Thursday, January 26, 2006

Capturing dividends--the path to low risk returns?

For a long time I have been intrigued with instantaneous jumps or in trader parlance "gaps" in stock prices. As near as I can tell there are 3 sources of these sorts of jumps where a stock price makes no attempt to trade at intermediate values, but rather pops up or falls immediately to a new level:
  1. News surprises (e.g. due to earnings warnings, analyst upgrades, business deals, market panics),
  2. Large blocks of stocks being bought or sold, and
  3. Dividends. Dividends are interesting because they are announced ahead of time to happen on a certain date. On the "ex-dividend" date any shareholder that owned the stock prior to that day becomes eligible to receive a stated amount of money per share of stock that they own. It doesn't matter if you have owned the stock for one day before or 5 years --that money shows up in your brokerage account typically a couple of weeks later on the "distribution date".
The first two are inherently unpredictable, but wiht dividends, at least the date, and usually the amount is predictable.

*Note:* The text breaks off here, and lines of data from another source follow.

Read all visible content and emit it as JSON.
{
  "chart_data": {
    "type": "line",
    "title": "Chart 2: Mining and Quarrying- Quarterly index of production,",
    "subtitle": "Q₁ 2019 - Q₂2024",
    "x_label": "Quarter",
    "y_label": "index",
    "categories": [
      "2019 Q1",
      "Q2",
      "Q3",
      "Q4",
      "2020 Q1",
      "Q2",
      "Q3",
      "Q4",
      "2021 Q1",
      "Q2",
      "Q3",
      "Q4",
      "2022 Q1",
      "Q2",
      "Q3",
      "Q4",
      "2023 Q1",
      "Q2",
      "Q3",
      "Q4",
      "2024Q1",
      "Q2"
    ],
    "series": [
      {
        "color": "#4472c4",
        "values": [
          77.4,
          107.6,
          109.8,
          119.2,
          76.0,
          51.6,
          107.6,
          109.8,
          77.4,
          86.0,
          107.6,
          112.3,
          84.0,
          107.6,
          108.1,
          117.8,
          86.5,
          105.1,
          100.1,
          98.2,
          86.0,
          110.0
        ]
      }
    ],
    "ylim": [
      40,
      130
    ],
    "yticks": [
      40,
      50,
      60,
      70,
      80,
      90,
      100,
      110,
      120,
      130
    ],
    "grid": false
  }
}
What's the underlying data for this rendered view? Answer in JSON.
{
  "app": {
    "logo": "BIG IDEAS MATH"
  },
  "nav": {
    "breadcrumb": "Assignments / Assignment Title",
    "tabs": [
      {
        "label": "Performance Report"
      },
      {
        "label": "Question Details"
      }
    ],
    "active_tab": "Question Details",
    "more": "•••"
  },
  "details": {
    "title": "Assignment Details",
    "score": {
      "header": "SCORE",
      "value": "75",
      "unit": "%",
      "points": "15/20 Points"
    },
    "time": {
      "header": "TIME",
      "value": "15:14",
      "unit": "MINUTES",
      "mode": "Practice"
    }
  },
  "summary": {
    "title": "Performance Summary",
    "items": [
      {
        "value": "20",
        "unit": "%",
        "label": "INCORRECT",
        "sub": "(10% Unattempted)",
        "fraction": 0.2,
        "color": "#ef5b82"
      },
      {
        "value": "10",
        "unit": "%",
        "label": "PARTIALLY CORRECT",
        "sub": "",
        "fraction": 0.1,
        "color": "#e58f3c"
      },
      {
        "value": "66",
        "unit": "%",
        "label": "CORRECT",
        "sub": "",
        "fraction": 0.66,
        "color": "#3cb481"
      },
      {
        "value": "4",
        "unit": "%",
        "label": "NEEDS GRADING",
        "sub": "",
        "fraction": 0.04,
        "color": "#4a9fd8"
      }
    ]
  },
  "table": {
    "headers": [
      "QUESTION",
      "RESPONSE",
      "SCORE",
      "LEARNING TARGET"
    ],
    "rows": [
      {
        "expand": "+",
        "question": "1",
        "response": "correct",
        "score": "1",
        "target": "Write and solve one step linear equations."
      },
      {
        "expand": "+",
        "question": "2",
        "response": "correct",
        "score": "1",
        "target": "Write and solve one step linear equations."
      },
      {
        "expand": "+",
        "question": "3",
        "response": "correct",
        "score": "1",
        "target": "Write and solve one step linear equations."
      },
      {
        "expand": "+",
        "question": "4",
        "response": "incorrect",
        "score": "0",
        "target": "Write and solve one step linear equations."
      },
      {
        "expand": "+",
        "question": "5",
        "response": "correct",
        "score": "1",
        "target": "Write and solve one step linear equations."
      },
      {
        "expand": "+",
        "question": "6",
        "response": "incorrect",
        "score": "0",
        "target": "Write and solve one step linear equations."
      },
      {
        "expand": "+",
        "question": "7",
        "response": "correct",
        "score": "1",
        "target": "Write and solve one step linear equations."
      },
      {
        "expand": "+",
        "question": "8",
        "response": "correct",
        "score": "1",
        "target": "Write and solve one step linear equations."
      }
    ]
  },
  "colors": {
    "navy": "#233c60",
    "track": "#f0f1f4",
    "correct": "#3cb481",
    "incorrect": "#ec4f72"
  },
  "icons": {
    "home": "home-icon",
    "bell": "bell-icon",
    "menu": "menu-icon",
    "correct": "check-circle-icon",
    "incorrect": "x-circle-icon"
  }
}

With dividends the amount of money can be significant--for example NAT just paid out a dividend of $1.88 on a stock that was trading around $36 -- a 5.2% payout. At 1st glance this looks like a great deal, but like all things on Wall Street there is no free lunch. For starters, at opening, the day that the dividend is locked in--the ex-dividend date-- the stock typically drops an amount that is equivalent to the dividend. So, if you buy the stock to collect the dividend, you need to remember that the stock+dividend price at opening on the ex-dividend day will give you about a wash. The fun then begins as to whether the stock bounces back up to the previous day's level or drops due to participation in the general market action. Welcome to day trading....

Because of this dependence on market action, just buying stocks to capture the dividends is an iffy deal. I will write more posts on this subject detailing some of my attempts at capturing dividends without being immediately embroiled in market action.